Most museums caution visitors not to touch the exhibits. Students from the Cabinet & Furniture Making (CF) program are encouraged to do just the opposite, however, on their biennial field trips to Winterthur Museum, Garden & Library in Delaware.
The 175-room childhood home of renowned collector and horticulturalist Henry Francis du Pont (1880–1969), Winterthur features more than 90,000 American decorative-arts objects made or used in America between 1640 and 1860, approximately 3,700 of which are furniture pieces.
This past spring, long-time NBSS Instructor Steve Brown CF '90 led his ninth field trip to the famed residence, where students spent two days getting an up-close look at objects from what is perhaps the largest collection of American period furniture in the world.
"Winterthur provides our students access to some very special pieces and all different styles of furniture, which they can measure and study at close range. I want CF students to be aware not only that Winterthur exists, but that it is a resource," says Steve. "I want them to see as much of the furniture as possible, visit the research library, and hear from the conservators on preservation."
Winterthur's Curator of Furniture Josh Lane is only too pleased to have NBSS students avail themselves of all the museum has to offer, continuing the longstanding relationship between the two institutions.
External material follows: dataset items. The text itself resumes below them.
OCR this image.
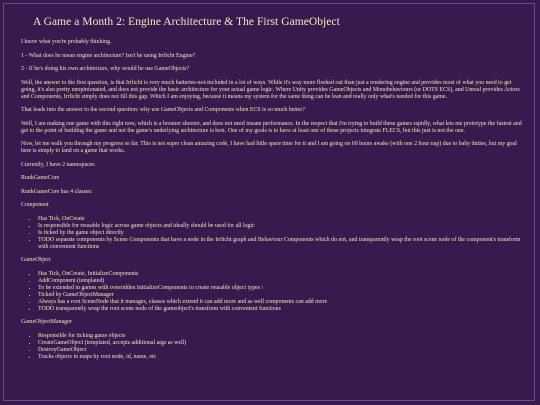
A Game a Month 2: Engine Architecture & The First GameObject

I know what you're probably thinking.

1 - What does he mean engine architecture? Isn't he using Irrlicht Engine?

2 - If he's doing his own architecture, why would he use GameObjects?

Well, the answer to the first question, is that Irrlicht is very much batteries-not-included in a lot of ways. While it's way more fleshed out than just a rendering engine and provides most of what you need to get going, it's also pretty unopinionated, and does not provide the basic architecture for your actual game logic. Where Unity provides GameObjects and Monobehaviours (or DOTS ECS), and Unreal provides Actors and Components, Irrlicht simply does not fill this gap. Which I am enjoying, because it means my system for the same thing can be lean and really only what's needed for this game.

That leads into the answer to the second question: why use GameObjects and Components when ECS is so much better?

Well, I am making one game with this right now, which is a boomer shooter, and does not need insane performance. In the respect that I'm trying to build these games rapidly, what lets me prototype the fastest and get to the point of building the game and not the game's underlying architecture is best. One of my goals is to have at least one of these projects integrate FLECS, but this just is not the one.

Now, let me walk you through my progress so far. This is not super clean amazing code, I have had little spare time for it and I am going on 60 hours awake (with one 2 hour nap) due to baby duties, but my goal here is simply to land on a game that works.

Currently, I have 2 namespaces

RunkGameCore

RunkGameCore has 4 classes:

Component

• Has Tick, OnCreate
• Is responsible for reusable logic across game objects and ideally should be used for all logic
• Is ticked by the game object directly
• TODO separate components by Scene Components that have a node in the Irrlicht graph and Behaviour Components which do not, and transparently wrap the root scene node of the component's transform with convenient functions

GameObject

• Has Tick, OnCreate, InitializeComponents
• AddComponent (templated)
• To be extended in games with overridden InitializeComponents to create reusable object types \
• Ticked by GameObjectManager
• Always has a root SceneNode that it manages, classes which extend it can add more and as well components can add more
• TODO transparently wrap the root scene node of the gameobject's transform with convenient functions

GameObjectManager

• Responsible for ticking game objects
• CreateGameObject (templated, accepts additional args as well)
• DestroyGameObject
• Tracks objects in maps by root node, id, name, etc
"As a teaching museum, we are able to use the collections in settings that allow for greater scrutiny," he explains. "So I enjoy bringing objects on view in the house into a classroom where students can examine them. They learn what materials were used and how engineering problems were resolved, and they also see evidence of the maker."
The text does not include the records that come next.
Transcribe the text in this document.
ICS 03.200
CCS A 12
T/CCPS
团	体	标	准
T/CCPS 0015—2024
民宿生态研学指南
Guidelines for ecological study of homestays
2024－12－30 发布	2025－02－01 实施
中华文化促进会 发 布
Along the way, the students – like Eve Radovsky CF '20, who was on this year's trip – also often find themselves developing a deepened respect for period furniture.
"Prior to starting at NBSS, I earned my BA in Early Childhood Education and Anthropology at UMass Boston," says Eve. "When I applied to the CF program, I didn't have a lot of experience with period furniture. I just knew I was interested in making furniture."
The field trip to Winterthur helped then first-year student Eve broaden that interest.
"Being able to see pieces from the 17th to 19th centuries, so many of which we discuss in school, was one of the coolest things ever. There was no way to keep track, but we probably looked at over 1,000 objects," says Eve. "After seeing it all in context, I'm more interested in building reproductions of period furniture."
"Just by fielding their questions, we at Winterthur get a new level of understanding from the students because they know the shop practices and labor involved in furniture making."
And while Eve found the museum's furniture collection "staggeringly and impressively large," it was she and her fellow students who impressed Josh.
"The NBSS students are really enthusiastic and inquisitive. From the moment they arrive, they're champing at the bit, hungry for the access we provide them," he says.
According to Josh, the students aren't the only ones who gain insight during an NBSS visit.
"Just by fielding their questions, we at Winterthur get a new level of understanding from the students because they know the shop practices and labor involved in furniture making," he relates. "And when you have several pairs of their eyes on an object, you get questions that make you think in a new way."
"This kind of collaboration with members of the craft community helps keep the museum relevant," he says. "It's also important because the students become ambassadors for Winterthur – carrying forward what they learn here."